Data Structures (big hints)

For the postfix calculator, you will want a stack of integers. You may not use the Java Stack library; you should write your own. It is not necessary to write a polymorphic stack like we discussed in class. For the prefix calculator and prefix to InfixTree translator, you will want to use recursion. (This is just an implicit stack -- see food for thought.) You need to write the InfixTree data structure. This is where object-oriented design comes into play -- think about what kinds of infix trees there can be and have them extend the same abstract class. The InfixTree calculator and expression printer can be simple recursive tree walks, although it may look superficially different in an object-oriented setting.

Getting Input

The functions postfixEval, prefixEval, and postfixToInfix all take a TokenReader object as input. We provide TokenReader for you. Just think of a TokenReader as a sequence of Strings. To get the next String, call the readString() method. If you call readString() but there is no next String, then the eof() method of the TokenReader object will return true. (Notice that you have to call readString() "one too many times" for this to happen.)

If the next String is an integer, readString() will return a String of digits, not an integer. That is, "123" will be a String of length 3 whose first element is '1', etc. To convert this to an int, use the function Integer.parseInt(String s) provided by Java. If you pass a String that does not represent an integer, then it will throw a NumberFormatException. Your program should catch this exception and act appropriately.
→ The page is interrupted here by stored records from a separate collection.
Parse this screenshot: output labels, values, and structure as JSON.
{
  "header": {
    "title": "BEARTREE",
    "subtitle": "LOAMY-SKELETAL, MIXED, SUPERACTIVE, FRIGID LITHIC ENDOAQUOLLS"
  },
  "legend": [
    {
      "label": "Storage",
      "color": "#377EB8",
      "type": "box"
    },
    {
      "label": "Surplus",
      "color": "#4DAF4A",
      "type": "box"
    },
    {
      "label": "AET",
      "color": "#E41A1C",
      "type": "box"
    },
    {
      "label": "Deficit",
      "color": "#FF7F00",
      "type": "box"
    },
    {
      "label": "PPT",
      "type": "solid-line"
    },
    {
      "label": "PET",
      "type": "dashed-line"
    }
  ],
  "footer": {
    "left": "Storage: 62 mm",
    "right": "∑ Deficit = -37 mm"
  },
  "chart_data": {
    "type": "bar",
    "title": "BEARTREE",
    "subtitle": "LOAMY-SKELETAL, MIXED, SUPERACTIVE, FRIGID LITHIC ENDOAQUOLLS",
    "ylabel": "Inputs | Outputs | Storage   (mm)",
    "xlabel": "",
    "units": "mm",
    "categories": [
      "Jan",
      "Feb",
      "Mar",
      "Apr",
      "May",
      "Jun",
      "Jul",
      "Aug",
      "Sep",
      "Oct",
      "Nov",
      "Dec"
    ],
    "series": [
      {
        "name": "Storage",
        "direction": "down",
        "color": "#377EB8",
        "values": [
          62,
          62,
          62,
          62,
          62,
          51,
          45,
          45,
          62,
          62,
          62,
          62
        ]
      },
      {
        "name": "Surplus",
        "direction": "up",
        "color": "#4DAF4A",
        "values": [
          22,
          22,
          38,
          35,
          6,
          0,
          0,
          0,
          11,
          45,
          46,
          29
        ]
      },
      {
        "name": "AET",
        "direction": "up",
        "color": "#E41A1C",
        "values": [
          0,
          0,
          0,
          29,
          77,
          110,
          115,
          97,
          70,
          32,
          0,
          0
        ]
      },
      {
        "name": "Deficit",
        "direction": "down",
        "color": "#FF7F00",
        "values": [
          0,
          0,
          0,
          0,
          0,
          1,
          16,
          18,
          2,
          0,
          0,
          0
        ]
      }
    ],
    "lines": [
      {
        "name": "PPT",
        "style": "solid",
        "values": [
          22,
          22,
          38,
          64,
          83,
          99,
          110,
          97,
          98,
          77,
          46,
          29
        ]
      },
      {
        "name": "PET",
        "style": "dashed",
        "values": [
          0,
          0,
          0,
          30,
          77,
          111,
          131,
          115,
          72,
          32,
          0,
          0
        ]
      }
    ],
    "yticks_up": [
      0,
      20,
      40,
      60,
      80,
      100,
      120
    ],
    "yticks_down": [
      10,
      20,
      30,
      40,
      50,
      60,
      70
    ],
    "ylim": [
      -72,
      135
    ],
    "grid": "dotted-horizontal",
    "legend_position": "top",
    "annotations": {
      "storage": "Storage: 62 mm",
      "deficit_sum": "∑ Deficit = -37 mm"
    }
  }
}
The main method in the code we provide you works like this: It takes two command-line arguements. The first must be "post" or "pre". The second must be the name of a file. The contents of the file should be a single complete expression in postfix (if the other argument is "post") or prefix (if the other argument is "pre"). main will create a TokenReader from the file and test the appropriate methods. The lines that call the methods are commented out -- you should uncomment them after you write the methods. There is nothing particularly magical or complex about main; you should understand it since we will probably not provide such code for future assignments.
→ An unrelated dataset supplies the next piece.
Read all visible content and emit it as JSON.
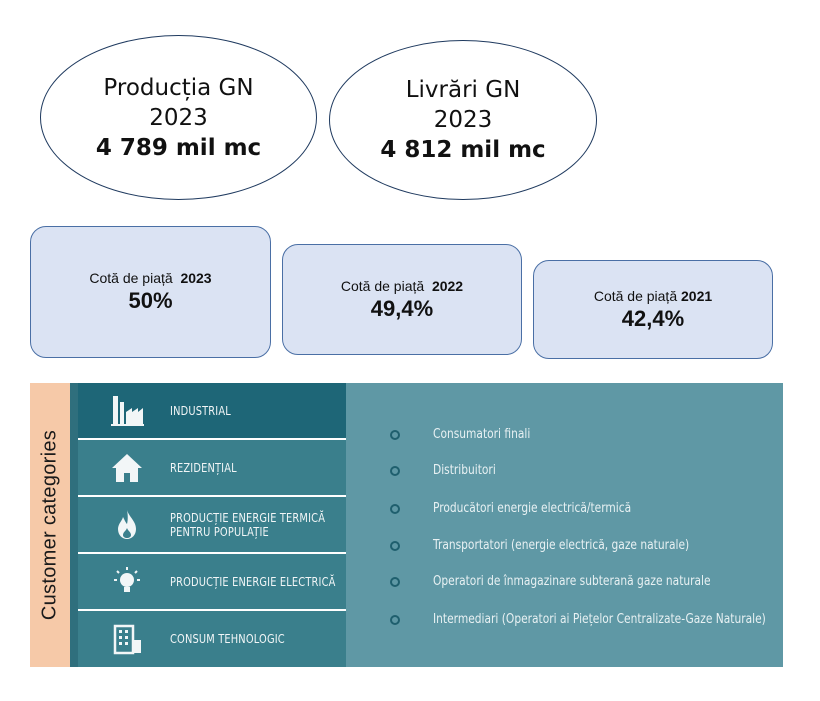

Be sure to read the Developer Studio information on how to change project settings. Specifically, you will need to set Calculator as the class for debugging/executing, set stand-alone interpreter as the way to execute the program, and set the command-line arguments as described above. If you forget to do any of these things (or do them wrong), only strange unhelpful things will happen.

Dealing with Errors

You should expect each input file to contain exactly one complete expression. If it contains more than one, then it is acceptable to return the result of only one of them. (You will find that for prefix you'll return the first and for postfix the last.) If it contains an error (either because it has an incomplete expression or because it has a String which is not an integer or an operator), then you should throw a CalculatorIllegalInputException.

All of your calculators must also check for division by zero. If it is encountered, then you should throw a CalculatorDivideByZeroException. This exception should not be thrown by prefixToInfix.

This is not a hard part of the assignment; we're simply requiring you to make your program a bit more robust.

Code we're providing you

Enjoy one-stop shopping with this WinZip file.

The exception files are provided since naming new exceptions is just tedious. Of course, you will have to create some other files, specifically those for implementing integer stack and infix tree data structures.

What to Turn In

Do not attach your floppy to your print-outs. Just hand it in loose.

Make sure your code is well-documented. This should include a description of the role of each class in the program. Also, if your program does not work, describe its shortcomings.

Extra Credit

Your infixString method puts parentheses around every sub-expression. This is redundant since we assume as usual that: As a longer example, we could write 3 + 4 - 5 * (7 + ~8) instead of (3+(4-(5*(7 + (~8))))).

For extra credit, write a infixStringEC which prints only necessary parentheses. Hint: Do not call infixString and then try to remove parentheses. Generate a new String from scratch that gets it right the first time.